Revised: February 13, 2015

Published: March 12, 2015

**Keywords:**complexity theory, algorithms, complexity classes, completeness, samplable distributions

**Categories:**complexity theory, algorithms, complexity classes, completeness, samplable distributions

**ACM Classification:**F.1.3

**AMS Classification:**68Q17, 68Q15

**Abstract:**
[Plain Text Version]

We consider the problems of deciding whether the joint distribution sampled by a given circuit has certain statistical properties such as being i.i.d., being exchangeable, being pairwise independent, having two coordinates with identical marginals, having two uncorrelated coordinates, and many other variants. We give a proof that simultaneously shows all these problems are $\CeP$-complete, by showing that the following promise problem (which is a restriction of all the above problems) is $\CeP$-complete: Given a circuit, distinguish the case where the output distribution is uniform and the case where every pair of coordinates is neither uncorrelated nor identically distributed. This completeness result holds even for samplers that are depth-$3$ circuits.

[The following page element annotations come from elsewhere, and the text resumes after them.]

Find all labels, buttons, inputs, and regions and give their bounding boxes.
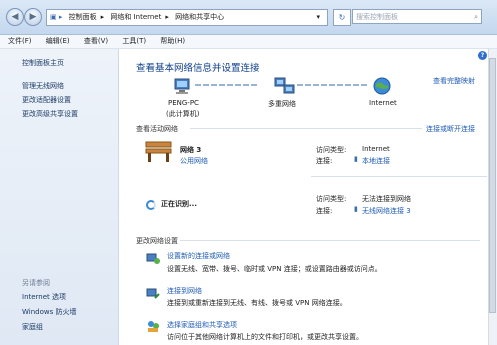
sidebar-item-home[interactable]: 控制面板主页 (22, 58, 64, 68)
active-networks-title: 查看活动网络 (136, 125, 178, 133)
divider (311, 176, 487, 177)
chevron-down-icon[interactable]: ▾ (316, 10, 320, 25)
internet-label: Internet (369, 99, 397, 107)
access-type-value: Internet (362, 145, 390, 153)
sidebar-item-manage-wireless[interactable]: 管理无线网络 (22, 81, 64, 91)
task-description: 设置无线、宽带、拨号、临时或 VPN 连接；或设置路由器或访问点。 (167, 265, 382, 273)
pc-subtitle: (此计算机) (166, 110, 200, 118)
breadcrumb[interactable]: ▣ ▸ 控制面板 ▸ 网络和 Internet ▸ 网络和共享中心 ▾ (46, 9, 328, 26)
sidebar: 控制面板主页 管理无线网络 更改适配器设置 更改高级共享设置 另请参阅 Inte… (0, 49, 119, 345)
identifying-status: 正在识别... (161, 200, 197, 208)
connection-label: 连接: (316, 157, 333, 165)
globe-icon (373, 77, 391, 95)
access-type-label: 访问类型: (316, 195, 347, 203)
refresh-button[interactable]: ↻ (333, 9, 351, 26)
connection-line (195, 84, 257, 86)
access-type-value: 无法连接到网络 (362, 195, 411, 203)
breadcrumb-item[interactable]: 网络和共享中心 (175, 13, 224, 21)
task-description: 连接到或重新连接到无线、有线、拨号或 VPN 网络连接。 (167, 299, 347, 307)
sidebar-item-homegroup[interactable]: 家庭组 (22, 322, 43, 332)
wireless-connection-link[interactable]: 无线网络连接 3 (362, 206, 411, 216)
menu-view[interactable]: 查看(V) (84, 37, 108, 45)
divider (190, 128, 422, 129)
chevron-right-icon[interactable]: ▸ (165, 13, 169, 21)
new-connection-icon (146, 253, 160, 264)
scrollbar-thumb[interactable] (489, 58, 496, 313)
homegroup-icon (148, 321, 159, 332)
sidebar-item-adapter-settings[interactable]: 更改适配器设置 (22, 95, 71, 105)
connect-network-icon (146, 288, 160, 299)
task-description: 访问位于其他网络计算机上的文件和打印机，或更改共享设置。 (167, 333, 363, 341)
page-title: 查看基本网络信息并设置连接 (136, 63, 260, 74)
network-name: 网络 3 (180, 146, 202, 154)
bench-icon (145, 141, 172, 162)
see-also-title: 另请参阅 (22, 279, 50, 287)
sidebar-item-firewall[interactable]: Windows 防火墙 (22, 307, 76, 317)
search-placeholder: 搜索控制面板 (356, 13, 398, 21)
forward-button[interactable]: ▶ (24, 8, 42, 26)
search-icon[interactable]: ⌕ (474, 10, 478, 25)
breadcrumb-item[interactable]: 控制面板 (69, 13, 97, 21)
multi-network-icon (274, 77, 295, 94)
full-map-link[interactable]: 查看完整映射 (433, 76, 475, 86)
connection-label: 连接: (316, 207, 333, 215)
loading-icon (146, 200, 156, 210)
setup-connection-link[interactable]: 设置新的连接或网络 (167, 251, 230, 261)
menu-tools[interactable]: 工具(T) (122, 37, 146, 45)
sidebar-item-advanced-sharing[interactable]: 更改高级共享设置 (22, 109, 78, 119)
search-input[interactable]: 搜索控制面板 ⌕ (352, 9, 482, 24)
access-type-label: 访问类型: (316, 146, 347, 154)
pc-name: PENG-PC (168, 99, 199, 107)
homegroup-sharing-link[interactable]: 选择家庭组和共享选项 (167, 320, 237, 330)
connect-to-network-link[interactable]: 连接到网络 (167, 286, 202, 296)
ethernet-icon: ▮ (354, 155, 358, 163)
control-panel-icon: ▣ ▸ (50, 13, 63, 21)
menu-edit[interactable]: 编辑(E) (46, 37, 70, 45)
connect-disconnect-link[interactable]: 连接或断开连接 (426, 124, 475, 134)
multi-network-label: 多重网络 (268, 100, 296, 108)
sidebar-item-internet-options[interactable]: Internet 选项 (22, 292, 66, 302)
computer-icon (174, 78, 190, 94)
breadcrumb-item[interactable]: 网络和 Internet (110, 13, 161, 21)
help-icon[interactable]: ? (478, 51, 487, 60)
divider (180, 240, 480, 241)
local-connection-link[interactable]: 本地连接 (362, 156, 390, 166)
back-button[interactable]: ◀ (6, 8, 24, 26)
address-bar: ◀ ▶ ▣ ▸ 控制面板 ▸ 网络和 Internet ▸ 网络和共享中心 ▾ ↻ … (0, 0, 497, 35)
wireless-icon: ▮ (354, 205, 358, 213)
connection-line (297, 84, 369, 86)
menu-file[interactable]: 文件(F) (8, 37, 32, 45)
menu-help[interactable]: 帮助(H) (160, 37, 185, 45)
change-settings-title: 更改网络设置 (136, 237, 178, 245)
network-type-link[interactable]: 公用网络 (180, 156, 208, 166)
menu-bar: 文件(F) 编辑(E) 查看(V) 工具(T) 帮助(H) (0, 35, 497, 49)
chevron-right-icon[interactable]: ▸ (101, 13, 105, 21)
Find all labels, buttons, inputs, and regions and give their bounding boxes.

We also consider circuits that are $d$-local, in the sense that each output bit depends on at most $d$ input bits. We give linear-time algorithms for deciding whether a $2$-local sampler's joint distribution is fully independent, and whether it is exchangeable.

We also show that for general circuits, certain approximation versions of the problems of deciding full independence and exchangeability are $\SZK$-complete.

We also introduce a bounded-error version of $\CeP$, which we call $\BCeP$, and we investigate its structural properties.

An extended abstract of this paper appeared in the Proceedings of the 31st International Symposium on Theoretical Aspects of Computer Science (STACS), 2014.